The Federal Rules of Criminal Procedure permit a defendant to enter a conditional plea of guilty under specific circumstances: The district court and the government must both consent and the defendant must “reserv[e] in writing the right to have an appellate court review an adverse determination of a specified pretrial motion .” Fed.R.Crim.P. 11(a)(2). Here, Adigun pled guilty in open court and there is no written plea agreement identifying the pretrial rulings preserved for appeal.
In United States v. Yasak, we permitted a conditional plea without a written agreement on the basis of representations in the plea transcript. 884 F.2d 996, 1000 (7th Cir.1989). But here we must reach the opposite conclusion—that Adigun's plea was unconditional. Defense counsel stated that Adigun was entering an “open plea” and there is no indication in the record of any issues preserved for appeal. Even if the full colloquy were ambiguous, we could not infer a conditional plea from the record. “When there is no special written reservation of the right to appeal, the parties' statements regarding the plea are ambiguous, and the government declines to assent to an appeal, there is not a valid conditional plea under Fed.R.Crim.P. 11(a)(2).” Id. at 999. Rule 11(a)(2) requires “unequivocal government acquiescence.” Id. (internal quotation marks and citation omitted). Here, unlike Yasak, there is no evidence of any prosecutors' agreement to a conditional plea, nor assent to this appeal, nor waiver of the writing requirement. There is also no indication that the district court agreed that any pretrial issues be preserved for appeal, an independent requirement under Rule 11(a)(2). Nor does the record indicate which rulings would be preserved, a particular problem since Adigun filed five different suppression motions related to the March 16 and April 7 seizures. At oral argument, defense counsel ultimately conceded that Adigun's guilty plea was unconditional.
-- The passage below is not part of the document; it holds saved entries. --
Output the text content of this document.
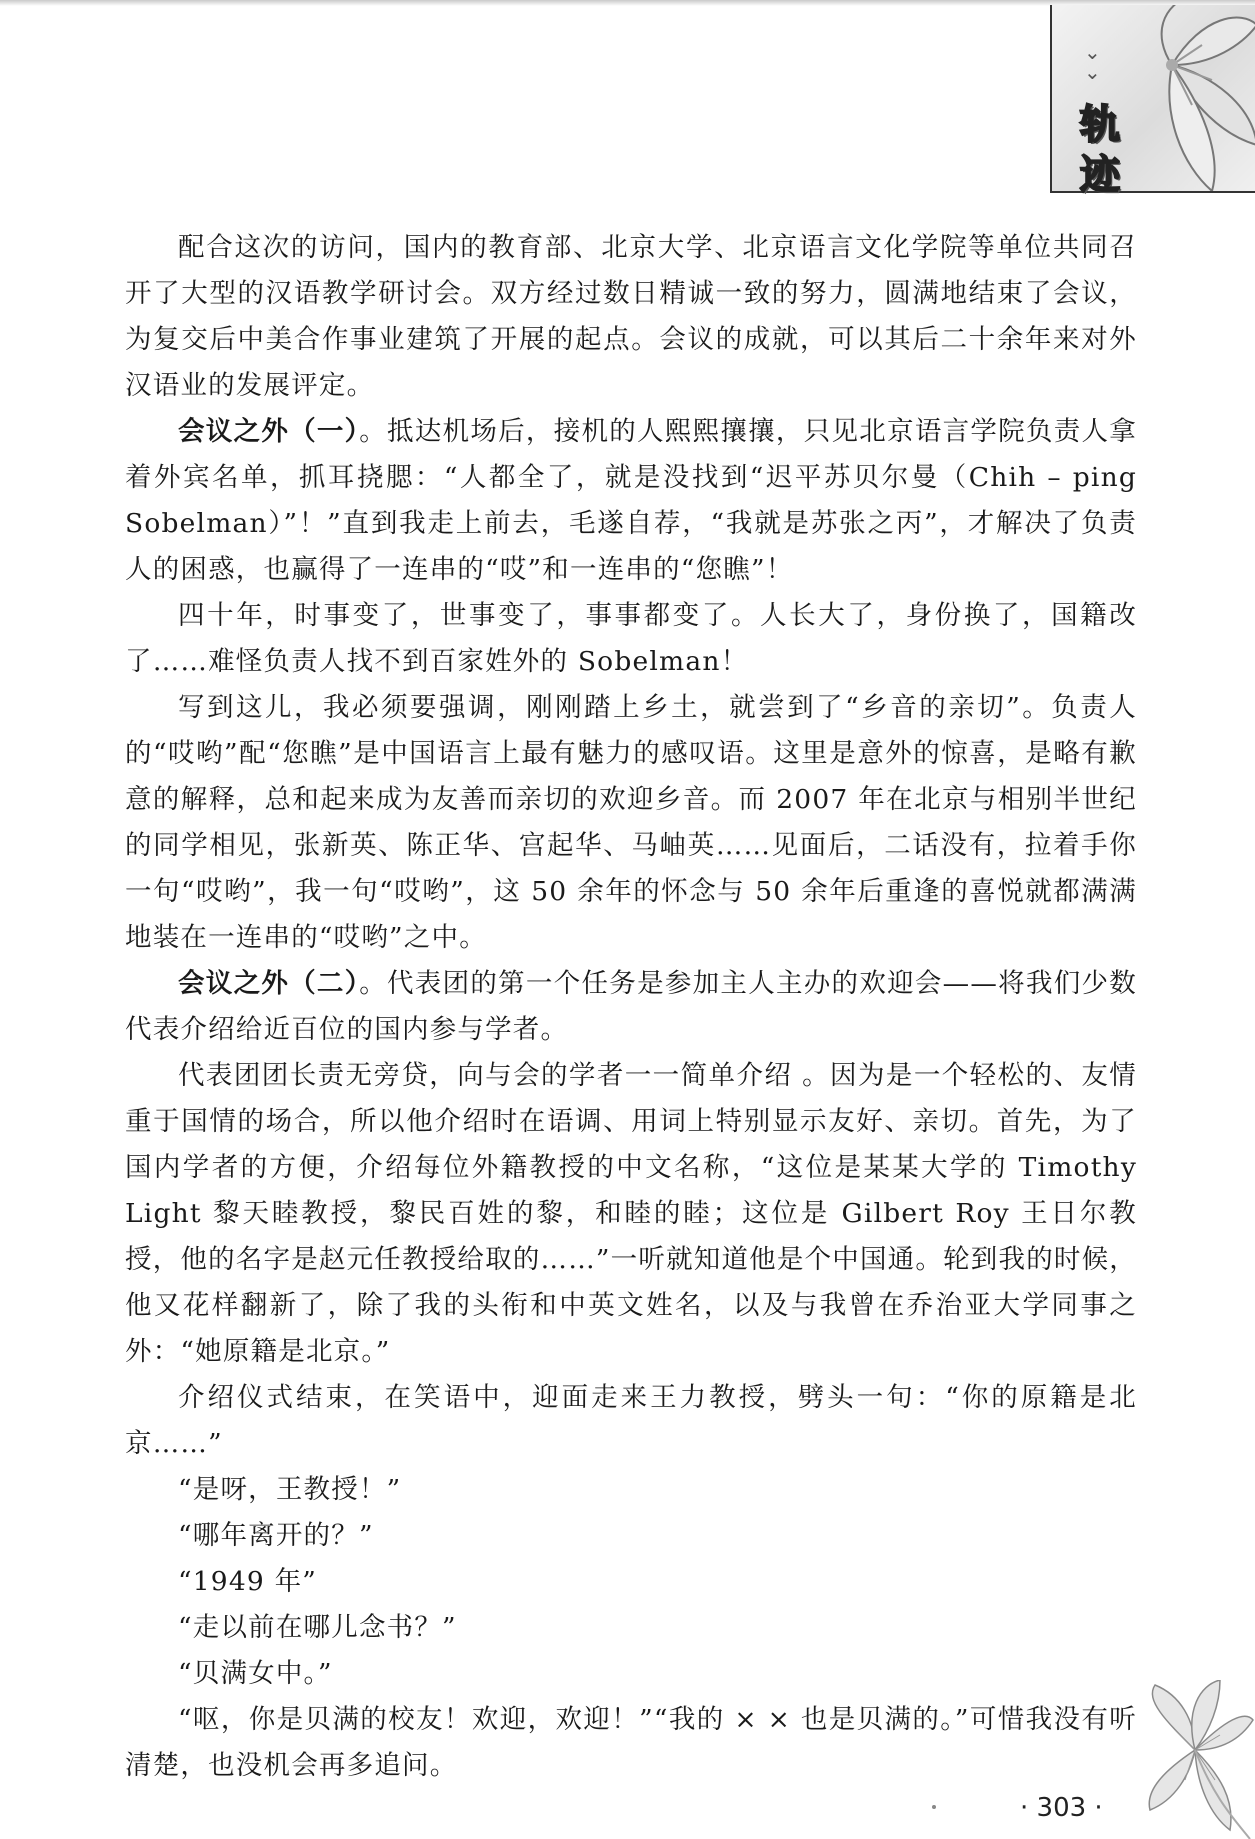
⌄
⌄
轨
迹

配合这次的访问，国内的教育部、北京大学、北京语言文化学院等单位共同召开了大型的汉语教学研讨会。双方经过数日精诚一致的努力，圆满地结束了会议，为复交后中美合作事业建筑了开展的起点。会议的成就，可以其后二十余年来对外汉语业的发展评定。

会议之外（一）。抵达机场后，接机的人熙熙攘攘，只见北京语言学院负责人拿着外宾名单，抓耳挠腮：“人都全了，就是没找到“迟平苏贝尔曼（Chih – ping Sobelman）”！”直到我走上前去，毛遂自荐，“我就是苏张之丙”，才解决了负责人的困惑，也赢得了一连串的“哎”和一连串的“您瞧”！

四十年，时事变了，世事变了，事事都变了。人长大了，身份换了，国籍改了……难怪负责人找不到百家姓外的 Sobelman！

写到这儿，我必须要强调，刚刚踏上乡土，就尝到了“乡音的亲切”。负责人的“哎哟”配“您瞧”是中国语言上最有魅力的感叹语。这里是意外的惊喜，是略有歉意的解释，总和起来成为友善而亲切的欢迎乡音。而 2007 年在北京与相别半世纪的同学相见，张新英、陈正华、宫起华、马岫英……见面后，二话没有，拉着手你一句“哎哟”，我一句“哎哟”，这 50 余年的怀念与 50 余年后重逢的喜悦就都满满地装在一连串的“哎哟”之中。

会议之外（二）。代表团的第一个任务是参加主人主办的欢迎会——将我们少数代表介绍给近百位的国内参与学者。

代表团团长责无旁贷，向与会的学者一一简单介绍 。因为是一个轻松的、友情重于国情的场合，所以他介绍时在语调、用词上特别显示友好、亲切。首先，为了国内学者的方便，介绍每位外籍教授的中文名称，“这位是某某大学的 Timothy Light 黎天睦教授，黎民百姓的黎，和睦的睦；这位是 Gilbert Roy 王日尔教授，他的名字是赵元任教授给取的……”一听就知道他是个中国通。轮到我的时候，他又花样翻新了，除了我的头衔和中英文姓名，以及与我曾在乔治亚大学同事之外：“她原籍是北京。”

介绍仪式结束，在笑语中，迎面走来王力教授，劈头一句：“你的原籍是北京……”

“是呀，王教授！”

“哪年离开的？”

“1949 年”

“走以前在哪儿念书？”

“贝满女中。”

“呕，你是贝满的校友！欢迎，欢迎！”“我的 × × 也是贝满的。”可惜我没有听清楚，也没机会再多追问。

· 303 ·
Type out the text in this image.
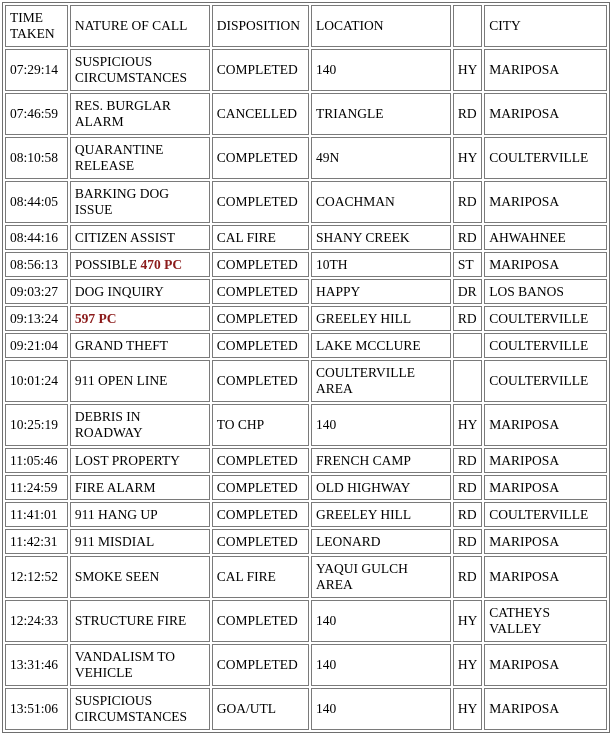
TIME TAKEN	NATURE OF CALL	DISPOSITION	LOCATION		CITY
07:29:14	SUSPICIOUS CIRCUMSTANCES	COMPLETED	140	HY	MARIPOSA
07:46:59	RES. BURGLAR ALARM	CANCELLED	TRIANGLE	RD	MARIPOSA
08:10:58	QUARANTINE RELEASE	COMPLETED	49N	HY	COULTERVILLE
08:44:05	BARKING DOG ISSUE	COMPLETED	COACHMAN	RD	MARIPOSA
08:44:16	CITIZEN ASSIST	CAL FIRE	SHANY CREEK	RD	AHWAHNEE
08:56:13	POSSIBLE 470 PC	COMPLETED	10TH	ST	MARIPOSA
09:03:27	DOG INQUIRY	COMPLETED	HAPPY	DR	LOS BANOS
09:13:24	597 PC	COMPLETED	GREELEY HILL	RD	COULTERVILLE
09:21:04	GRAND THEFT	COMPLETED	LAKE MCCLURE		COULTERVILLE
10:01:24	911 OPEN LINE	COMPLETED	COULTERVILLE AREA		COULTERVILLE
10:25:19	DEBRIS IN ROADWAY	TO CHP	140	HY	MARIPOSA
11:05:46	LOST PROPERTY	COMPLETED	FRENCH CAMP	RD	MARIPOSA
11:24:59	FIRE ALARM	COMPLETED	OLD HIGHWAY	RD	MARIPOSA
11:41:01	911 HANG UP	COMPLETED	GREELEY HILL	RD	COULTERVILLE
11:42:31	911 MISDIAL	COMPLETED	LEONARD	RD	MARIPOSA
12:12:52	SMOKE SEEN	CAL FIRE	YAQUI GULCH AREA	RD	MARIPOSA
12:24:33	STRUCTURE FIRE	COMPLETED	140	HY	CATHEYS VALLEY
13:31:46	VANDALISM TO VEHICLE	COMPLETED	140	HY	MARIPOSA
13:51:06	SUSPICIOUS CIRCUMSTANCES	GOA/UTL	140	HY	MARIPOSA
Adigun further argues that, however the plea is characterized, we can infer from the record that he only pled guilty because he believed he was preserving a right to appeal the suppression rulings. Adigun cites United States v. Carrasco, 786 F.2d 1452, 1455 (9th Cir.1986), overruled on separate grounds in United States v. Jacobo Castillo, 496 F.3d 947 (9th Cir.2007) (en banc), for the proposition that the purported ambiguity regarding appellate review should permit him to “plead anew.” We cannot agree. In Carrasco, it was uncontested that the government had initially offered the defendant a conditional plea agreement which it later withdrew after choosing not to dismiss a separate count in the indictment. The defendant filed notice with the court that she would still enter a conditional guilty plea to the first count. The Ninth Circuit concluded that the plea was, in fact, unconditional because there was no clear consent from the government or district court to the modified, partial agreement. Nevertheless, the Carrasco court chose to vacate the plea entirely because it was impossible to determine on that record whether the defendant knew she was waiving her ability to appeal her pretrial issues, even though she was aware that the government had withdrawn its initial offer of a conditional plea agreement.
The facts in this case are plainly distinct. There is no evidence whatsoever that the government ever offered Adigun a conditional plea agreement. To the contrary, the record suggests that Adigun was consciously waiving his rights, quite unlike Carrasco. Adigun appears to have disagreed with his counsel over the importance of preserving a right to appeal the suppression rulings. He told the district court that his counsel's “perspective on appeal to the output of the trial, I don't think, is in my best interest.” But, he later pled guilty despite this disagreement, after both the district court and his counsel advised him he could freely proceed to trial.1
We have previously held that the trial court is not obligated to inform defendants of the consequences of an unconditional plea on a potential appeal. United States v. Fisher, 772 F.2d 371, 375 (7th Cir.1985). Nevertheless, many lay defendants do not recognize the effect a plea can have on appellate review of alleged constitutional errors. For this reason, many district courts explicitly inform defendants that they are waiving the right to appeal pretrial rulings. Though we conclude that Adigun voluntarily entered an unconditional plea, it would have been preferable for the district court to have expressly advised him of the full extent of the waiver. That would have eliminated further controversy on the matter.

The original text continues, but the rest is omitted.